An international coalition wants to double the proportion of eligible patients treated with CAR T-cell therapy by 2030.
Only three out of ten people in Europe and two out of ten people in the US with certain rare, advanced blood cancers receive access to CAR T-cell therapy.
An international coalition has launched CAR T Vision to unite stakeholders around the shared ambition that every eligible patient should have the opportunity for a cure with CAR T-cell therapy. By 2030, the aim is to double the proportion of eligible patients treated with CAR T-cell therapy.
The coalition will work to address access challenges and drive meaningful change in the CAR T-cell therapy healthcare ecosystem with a focus on three priorities: increasing awareness and understanding of CAR T-cell therapy; expanding resources and capacity to deliver CAR T-cell therapy; and developing sustainable and innovative financing approaches to manage the costs of treatment and care.
“Despite CAR T-cell therapy being available in the US for nearly seven years in large b-cell lymphoma, only approximately two out of ten eligible patients with some advanced blood cancers ever receive CAR T-cell therapy,” said Miguel Perales, CAR T Vision steering committee co-chair. “When it comes to treating these potentially deadly cancers, every minute counts. That is why we established CAR T Vision with recommendations for interventions that, when adopted and scaled, will help many more eligible patients get the opportunity for cure within the next five years.”
Limited awareness
The roadmap report has been developed by an independent steering committee made up of leaders from top North American and European patient advocacy groups, medical society organisations, academic and community treatment centres, health technology assessment, policy, and other subject matter experts.
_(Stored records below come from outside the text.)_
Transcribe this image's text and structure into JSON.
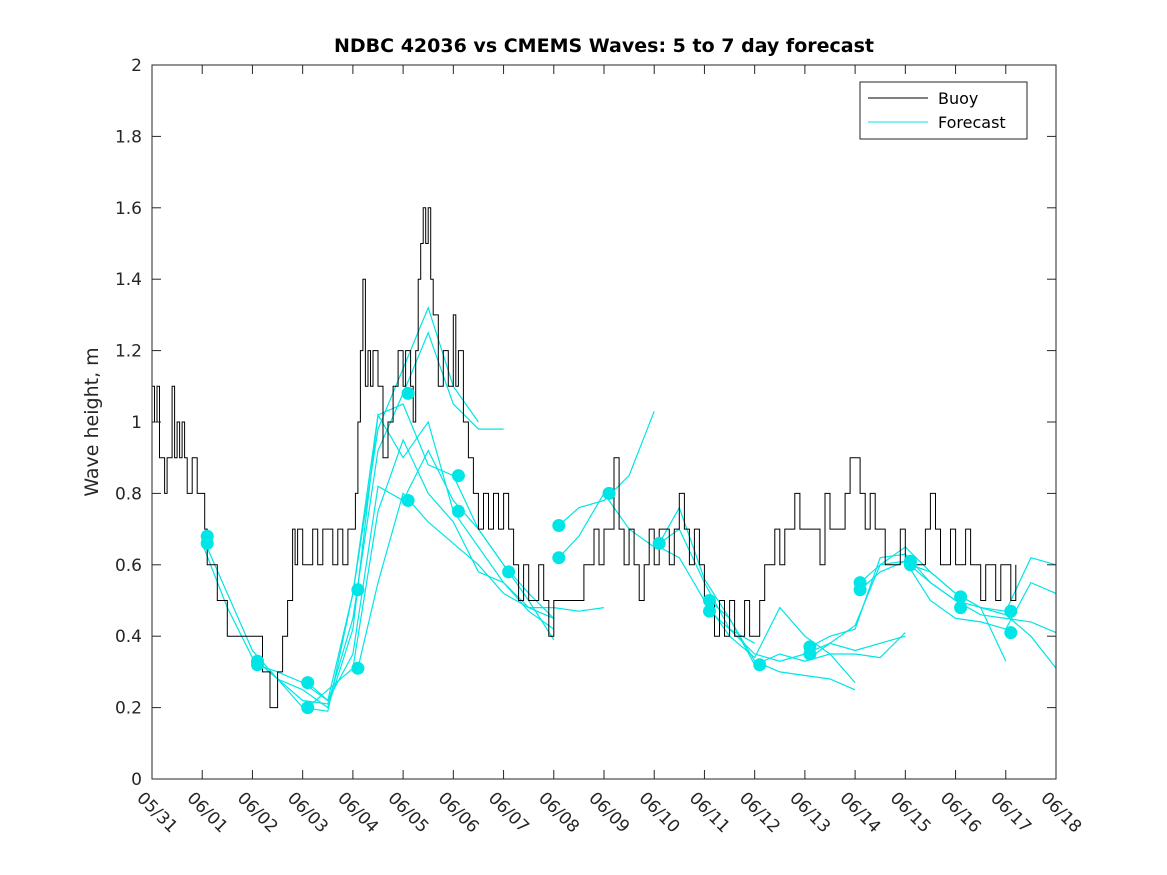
{
  "chart_data": {
    "type": "line",
    "title": "NDBC 42036 vs CMEMS Waves: 5 to 7 day forecast",
    "xlabel": "",
    "ylabel": "Wave height, m",
    "xlim": [
      0,
      18
    ],
    "ylim": [
      0,
      2
    ],
    "yticks": [
      "0",
      "0.2",
      "0.4",
      "0.6",
      "0.8",
      "1",
      "1.2",
      "1.4",
      "1.6",
      "1.8",
      "2"
    ],
    "xticks": [
      "05/31",
      "06/01",
      "06/02",
      "06/03",
      "06/04",
      "06/05",
      "06/06",
      "06/07",
      "06/08",
      "06/09",
      "06/10",
      "06/11",
      "06/12",
      "06/13",
      "06/14",
      "06/15",
      "06/16",
      "06/17",
      "06/18"
    ],
    "colors": {
      "buoy": "#000000",
      "forecast": "#00e5e5"
    },
    "legend": {
      "position": "top-right",
      "entries": [
        "Buoy",
        "Forecast"
      ]
    },
    "buoy": [
      [
        0,
        1.1
      ],
      [
        0.05,
        1.0
      ],
      [
        0.1,
        1.1
      ],
      [
        0.15,
        0.9
      ],
      [
        0.2,
        0.9
      ],
      [
        0.25,
        0.8
      ],
      [
        0.3,
        0.9
      ],
      [
        0.35,
        0.9
      ],
      [
        0.4,
        1.1
      ],
      [
        0.45,
        0.9
      ],
      [
        0.5,
        1.0
      ],
      [
        0.55,
        0.9
      ],
      [
        0.6,
        1.0
      ],
      [
        0.65,
        0.9
      ],
      [
        0.7,
        0.8
      ],
      [
        0.8,
        0.9
      ],
      [
        0.9,
        0.8
      ],
      [
        1.0,
        0.8
      ],
      [
        1.05,
        0.7
      ],
      [
        1.1,
        0.6
      ],
      [
        1.2,
        0.6
      ],
      [
        1.3,
        0.5
      ],
      [
        1.4,
        0.5
      ],
      [
        1.5,
        0.4
      ],
      [
        1.7,
        0.4
      ],
      [
        1.9,
        0.4
      ],
      [
        2.1,
        0.4
      ],
      [
        2.2,
        0.3
      ],
      [
        2.3,
        0.3
      ],
      [
        2.35,
        0.2
      ],
      [
        2.45,
        0.2
      ],
      [
        2.5,
        0.3
      ],
      [
        2.6,
        0.4
      ],
      [
        2.7,
        0.5
      ],
      [
        2.8,
        0.7
      ],
      [
        2.85,
        0.6
      ],
      [
        2.9,
        0.7
      ],
      [
        3.0,
        0.6
      ],
      [
        3.1,
        0.6
      ],
      [
        3.2,
        0.7
      ],
      [
        3.3,
        0.6
      ],
      [
        3.4,
        0.7
      ],
      [
        3.5,
        0.7
      ],
      [
        3.6,
        0.6
      ],
      [
        3.7,
        0.7
      ],
      [
        3.8,
        0.6
      ],
      [
        3.9,
        0.7
      ],
      [
        4.0,
        0.7
      ],
      [
        4.05,
        0.8
      ],
      [
        4.1,
        1.0
      ],
      [
        4.15,
        1.2
      ],
      [
        4.2,
        1.4
      ],
      [
        4.25,
        1.1
      ],
      [
        4.3,
        1.2
      ],
      [
        4.35,
        1.1
      ],
      [
        4.4,
        1.2
      ],
      [
        4.5,
        1.1
      ],
      [
        4.6,
        0.9
      ],
      [
        4.7,
        1.0
      ],
      [
        4.8,
        1.1
      ],
      [
        4.9,
        1.2
      ],
      [
        5.0,
        1.1
      ],
      [
        5.05,
        1.2
      ],
      [
        5.1,
        1.2
      ],
      [
        5.15,
        1.1
      ],
      [
        5.2,
        1.0
      ],
      [
        5.25,
        1.2
      ],
      [
        5.3,
        1.4
      ],
      [
        5.35,
        1.5
      ],
      [
        5.4,
        1.6
      ],
      [
        5.45,
        1.5
      ],
      [
        5.5,
        1.6
      ],
      [
        5.55,
        1.4
      ],
      [
        5.6,
        1.3
      ],
      [
        5.7,
        1.1
      ],
      [
        5.8,
        1.2
      ],
      [
        5.9,
        1.1
      ],
      [
        6.0,
        1.3
      ],
      [
        6.05,
        1.1
      ],
      [
        6.1,
        1.2
      ],
      [
        6.2,
        1.0
      ],
      [
        6.3,
        0.9
      ],
      [
        6.4,
        0.8
      ],
      [
        6.5,
        0.7
      ],
      [
        6.6,
        0.8
      ],
      [
        6.7,
        0.7
      ],
      [
        6.8,
        0.8
      ],
      [
        6.9,
        0.7
      ],
      [
        7.0,
        0.8
      ],
      [
        7.1,
        0.7
      ],
      [
        7.2,
        0.6
      ],
      [
        7.3,
        0.5
      ],
      [
        7.4,
        0.6
      ],
      [
        7.5,
        0.5
      ],
      [
        7.6,
        0.5
      ],
      [
        7.7,
        0.6
      ],
      [
        7.8,
        0.5
      ],
      [
        7.9,
        0.4
      ],
      [
        8.0,
        0.5
      ],
      [
        8.2,
        0.5
      ],
      [
        8.4,
        0.5
      ],
      [
        8.6,
        0.6
      ],
      [
        8.7,
        0.6
      ],
      [
        8.8,
        0.7
      ],
      [
        8.9,
        0.6
      ],
      [
        9.0,
        0.7
      ],
      [
        9.1,
        0.7
      ],
      [
        9.2,
        0.9
      ],
      [
        9.3,
        0.7
      ],
      [
        9.4,
        0.6
      ],
      [
        9.5,
        0.7
      ],
      [
        9.6,
        0.6
      ],
      [
        9.7,
        0.5
      ],
      [
        9.8,
        0.6
      ],
      [
        9.9,
        0.7
      ],
      [
        10.0,
        0.6
      ],
      [
        10.1,
        0.7
      ],
      [
        10.2,
        0.7
      ],
      [
        10.3,
        0.6
      ],
      [
        10.4,
        0.7
      ],
      [
        10.5,
        0.8
      ],
      [
        10.6,
        0.7
      ],
      [
        10.7,
        0.6
      ],
      [
        10.8,
        0.7
      ],
      [
        10.9,
        0.6
      ],
      [
        11.0,
        0.5
      ],
      [
        11.1,
        0.5
      ],
      [
        11.2,
        0.4
      ],
      [
        11.3,
        0.5
      ],
      [
        11.4,
        0.4
      ],
      [
        11.5,
        0.5
      ],
      [
        11.6,
        0.4
      ],
      [
        11.7,
        0.4
      ],
      [
        11.8,
        0.5
      ],
      [
        11.9,
        0.4
      ],
      [
        12.0,
        0.4
      ],
      [
        12.1,
        0.5
      ],
      [
        12.2,
        0.6
      ],
      [
        12.3,
        0.6
      ],
      [
        12.4,
        0.7
      ],
      [
        12.5,
        0.6
      ],
      [
        12.6,
        0.7
      ],
      [
        12.7,
        0.7
      ],
      [
        12.8,
        0.8
      ],
      [
        12.9,
        0.7
      ],
      [
        13.0,
        0.7
      ],
      [
        13.1,
        0.7
      ],
      [
        13.2,
        0.7
      ],
      [
        13.3,
        0.6
      ],
      [
        13.4,
        0.8
      ],
      [
        13.5,
        0.7
      ],
      [
        13.6,
        0.7
      ],
      [
        13.7,
        0.7
      ],
      [
        13.8,
        0.8
      ],
      [
        13.9,
        0.9
      ],
      [
        14.0,
        0.9
      ],
      [
        14.1,
        0.8
      ],
      [
        14.2,
        0.7
      ],
      [
        14.3,
        0.8
      ],
      [
        14.4,
        0.7
      ],
      [
        14.5,
        0.7
      ],
      [
        14.6,
        0.6
      ],
      [
        14.7,
        0.6
      ],
      [
        14.8,
        0.6
      ],
      [
        14.9,
        0.7
      ],
      [
        15.0,
        0.6
      ],
      [
        15.1,
        0.6
      ],
      [
        15.2,
        0.6
      ],
      [
        15.3,
        0.6
      ],
      [
        15.4,
        0.7
      ],
      [
        15.5,
        0.8
      ],
      [
        15.6,
        0.7
      ],
      [
        15.7,
        0.6
      ],
      [
        15.8,
        0.6
      ],
      [
        15.9,
        0.7
      ],
      [
        16.0,
        0.6
      ],
      [
        16.1,
        0.6
      ],
      [
        16.2,
        0.7
      ],
      [
        16.3,
        0.6
      ],
      [
        16.4,
        0.6
      ],
      [
        16.5,
        0.5
      ],
      [
        16.6,
        0.6
      ],
      [
        16.7,
        0.6
      ],
      [
        16.8,
        0.5
      ],
      [
        16.9,
        0.6
      ],
      [
        17.0,
        0.6
      ],
      [
        17.1,
        0.5
      ],
      [
        17.2,
        0.6
      ]
    ],
    "forecast_runs": [
      [
        [
          1.0,
          0.68
        ],
        [
          1.5,
          0.52
        ],
        [
          2.0,
          0.36
        ],
        [
          2.5,
          0.28
        ],
        [
          3.0,
          0.22
        ],
        [
          3.5,
          0.21
        ],
        [
          4.0,
          0.45
        ],
        [
          4.5,
          0.92
        ],
        [
          5.0,
          1.08
        ],
        [
          5.5,
          1.25
        ],
        [
          6.0,
          1.05
        ],
        [
          6.5,
          0.98
        ],
        [
          7.0,
          0.98
        ]
      ],
      [
        [
          1.0,
          0.66
        ],
        [
          1.5,
          0.48
        ],
        [
          2.0,
          0.34
        ],
        [
          2.5,
          0.28
        ],
        [
          3.0,
          0.2
        ],
        [
          3.5,
          0.19
        ],
        [
          4.0,
          0.52
        ],
        [
          4.5,
          0.98
        ],
        [
          5.0,
          1.15
        ],
        [
          5.5,
          1.32
        ],
        [
          6.0,
          1.1
        ],
        [
          6.5,
          1.0
        ]
      ],
      [
        [
          2.1,
          0.33
        ],
        [
          2.5,
          0.28
        ],
        [
          3.0,
          0.25
        ],
        [
          3.5,
          0.2
        ],
        [
          4.0,
          0.42
        ],
        [
          4.5,
          1.02
        ],
        [
          5.0,
          0.9
        ],
        [
          5.5,
          1.0
        ],
        [
          6.0,
          0.75
        ],
        [
          6.5,
          0.65
        ],
        [
          7.0,
          0.55
        ],
        [
          7.5,
          0.47
        ],
        [
          8.0,
          0.42
        ]
      ],
      [
        [
          2.1,
          0.32
        ],
        [
          2.5,
          0.3
        ],
        [
          3.0,
          0.27
        ],
        [
          3.5,
          0.22
        ],
        [
          4.0,
          0.35
        ],
        [
          4.5,
          0.82
        ],
        [
          5.0,
          0.78
        ],
        [
          5.5,
          0.92
        ],
        [
          6.0,
          0.78
        ],
        [
          6.5,
          0.7
        ],
        [
          7.0,
          0.6
        ],
        [
          7.5,
          0.5
        ],
        [
          8.0,
          0.39
        ]
      ],
      [
        [
          3.1,
          0.27
        ],
        [
          3.5,
          0.22
        ],
        [
          4.0,
          0.52
        ],
        [
          4.5,
          1.02
        ],
        [
          5.0,
          1.05
        ],
        [
          5.5,
          0.88
        ],
        [
          6.0,
          0.85
        ],
        [
          6.5,
          0.7
        ],
        [
          7.0,
          0.6
        ],
        [
          7.5,
          0.52
        ],
        [
          8.0,
          0.45
        ]
      ],
      [
        [
          3.1,
          0.2
        ],
        [
          3.5,
          0.25
        ],
        [
          4.0,
          0.31
        ],
        [
          4.5,
          0.75
        ],
        [
          5.0,
          0.95
        ],
        [
          5.5,
          0.8
        ],
        [
          6.0,
          0.72
        ],
        [
          6.5,
          0.58
        ],
        [
          7.0,
          0.55
        ],
        [
          7.5,
          0.48
        ],
        [
          8.0,
          0.45
        ]
      ],
      [
        [
          8.1,
          0.71
        ],
        [
          8.5,
          0.76
        ],
        [
          9.0,
          0.78
        ],
        [
          9.5,
          0.85
        ],
        [
          10.0,
          1.03
        ]
      ],
      [
        [
          8.1,
          0.62
        ],
        [
          8.5,
          0.68
        ],
        [
          9.0,
          0.8
        ],
        [
          9.5,
          0.7
        ],
        [
          10.0,
          0.65
        ],
        [
          10.5,
          0.7
        ],
        [
          11.0,
          0.55
        ],
        [
          11.5,
          0.42
        ],
        [
          12.0,
          0.38
        ]
      ],
      [
        [
          4.1,
          0.31
        ],
        [
          4.5,
          0.55
        ],
        [
          5.0,
          0.8
        ],
        [
          5.5,
          0.72
        ],
        [
          6.0,
          0.66
        ],
        [
          6.5,
          0.6
        ],
        [
          7.0,
          0.52
        ],
        [
          7.5,
          0.48
        ],
        [
          8.0,
          0.48
        ],
        [
          8.5,
          0.47
        ],
        [
          9.0,
          0.48
        ]
      ],
      [
        [
          10.1,
          0.66
        ],
        [
          10.5,
          0.76
        ],
        [
          11.0,
          0.56
        ],
        [
          11.5,
          0.45
        ],
        [
          12.0,
          0.33
        ],
        [
          12.5,
          0.3
        ],
        [
          13.0,
          0.29
        ],
        [
          13.5,
          0.28
        ],
        [
          14.0,
          0.25
        ]
      ],
      [
        [
          10.1,
          0.65
        ],
        [
          10.5,
          0.62
        ],
        [
          11.0,
          0.5
        ],
        [
          11.5,
          0.4
        ],
        [
          12.0,
          0.34
        ],
        [
          12.5,
          0.48
        ],
        [
          13.0,
          0.4
        ],
        [
          13.5,
          0.35
        ],
        [
          14.0,
          0.27
        ]
      ],
      [
        [
          11.1,
          0.5
        ],
        [
          11.5,
          0.45
        ],
        [
          12.0,
          0.32
        ],
        [
          12.5,
          0.35
        ],
        [
          13.0,
          0.33
        ],
        [
          13.5,
          0.35
        ],
        [
          14.0,
          0.35
        ],
        [
          14.5,
          0.34
        ],
        [
          15.0,
          0.41
        ]
      ],
      [
        [
          11.1,
          0.47
        ],
        [
          11.5,
          0.42
        ],
        [
          12.0,
          0.35
        ],
        [
          12.5,
          0.33
        ],
        [
          13.0,
          0.35
        ],
        [
          13.5,
          0.38
        ],
        [
          14.0,
          0.36
        ],
        [
          14.5,
          0.38
        ],
        [
          15.0,
          0.4
        ]
      ],
      [
        [
          13.1,
          0.37
        ],
        [
          13.5,
          0.4
        ],
        [
          14.0,
          0.42
        ],
        [
          14.5,
          0.62
        ],
        [
          15.0,
          0.63
        ],
        [
          15.5,
          0.55
        ],
        [
          16.0,
          0.5
        ],
        [
          16.5,
          0.48
        ],
        [
          17.0,
          0.33
        ]
      ],
      [
        [
          13.1,
          0.34
        ],
        [
          13.5,
          0.38
        ],
        [
          14.0,
          0.43
        ],
        [
          14.5,
          0.6
        ],
        [
          15.0,
          0.61
        ],
        [
          15.5,
          0.5
        ],
        [
          16.0,
          0.45
        ],
        [
          16.5,
          0.44
        ],
        [
          17.0,
          0.42
        ],
        [
          17.5,
          0.55
        ],
        [
          18.0,
          0.52
        ]
      ],
      [
        [
          14.1,
          0.55
        ],
        [
          14.5,
          0.6
        ],
        [
          15.0,
          0.65
        ],
        [
          15.5,
          0.58
        ],
        [
          16.0,
          0.52
        ],
        [
          16.5,
          0.48
        ],
        [
          17.0,
          0.46
        ],
        [
          17.5,
          0.4
        ],
        [
          18.0,
          0.31
        ]
      ],
      [
        [
          14.1,
          0.53
        ],
        [
          14.5,
          0.58
        ],
        [
          15.0,
          0.61
        ],
        [
          15.5,
          0.55
        ],
        [
          16.0,
          0.5
        ],
        [
          16.5,
          0.46
        ],
        [
          17.0,
          0.45
        ],
        [
          17.5,
          0.44
        ],
        [
          18.0,
          0.41
        ]
      ],
      [
        [
          15.1,
          0.6
        ],
        [
          15.5,
          0.58
        ],
        [
          16.0,
          0.52
        ],
        [
          16.5,
          0.48
        ],
        [
          17.0,
          0.47
        ],
        [
          17.5,
          0.62
        ],
        [
          18.0,
          0.6
        ]
      ]
    ],
    "forecast_points": [
      [
        1.1,
        0.68
      ],
      [
        1.1,
        0.66
      ],
      [
        2.1,
        0.33
      ],
      [
        2.1,
        0.32
      ],
      [
        3.1,
        0.27
      ],
      [
        3.1,
        0.2
      ],
      [
        4.1,
        0.53
      ],
      [
        4.1,
        0.31
      ],
      [
        5.1,
        1.08
      ],
      [
        5.1,
        0.78
      ],
      [
        6.1,
        0.85
      ],
      [
        6.1,
        0.75
      ],
      [
        7.1,
        0.58
      ],
      [
        8.1,
        0.71
      ],
      [
        8.1,
        0.62
      ],
      [
        9.1,
        0.8
      ],
      [
        10.1,
        0.66
      ],
      [
        11.1,
        0.5
      ],
      [
        11.1,
        0.47
      ],
      [
        12.1,
        0.32
      ],
      [
        13.1,
        0.37
      ],
      [
        13.1,
        0.35
      ],
      [
        14.1,
        0.55
      ],
      [
        14.1,
        0.53
      ],
      [
        15.1,
        0.61
      ],
      [
        15.1,
        0.6
      ],
      [
        16.1,
        0.51
      ],
      [
        16.1,
        0.48
      ],
      [
        17.1,
        0.47
      ],
      [
        17.1,
        0.41
      ]
    ]
  }
}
Expert working groups will now be established to translate the vision into concrete, measurable actions, including specific recommendations and a measurement framework to track progress.
CAR T-cell therapy involves engineering a person’s own immune cells to target and treat cancer and is currently approved for certain types of aggressive blood cancers, enabling some patients to remain cancer-free for more than five years.
“Limited awareness of CAR T-cell therapy, low referrals, hospital capacity challenges and funding and reimbursement are among the barriers that either prevent people from accessing CAR T-cell therapy altogether or cause delays that advance a patient’s cancer beyond the point of treatment eligibility. In short, these barriers cost lives,” said Anna Sureda, CAR T Vision steering committee co-chair.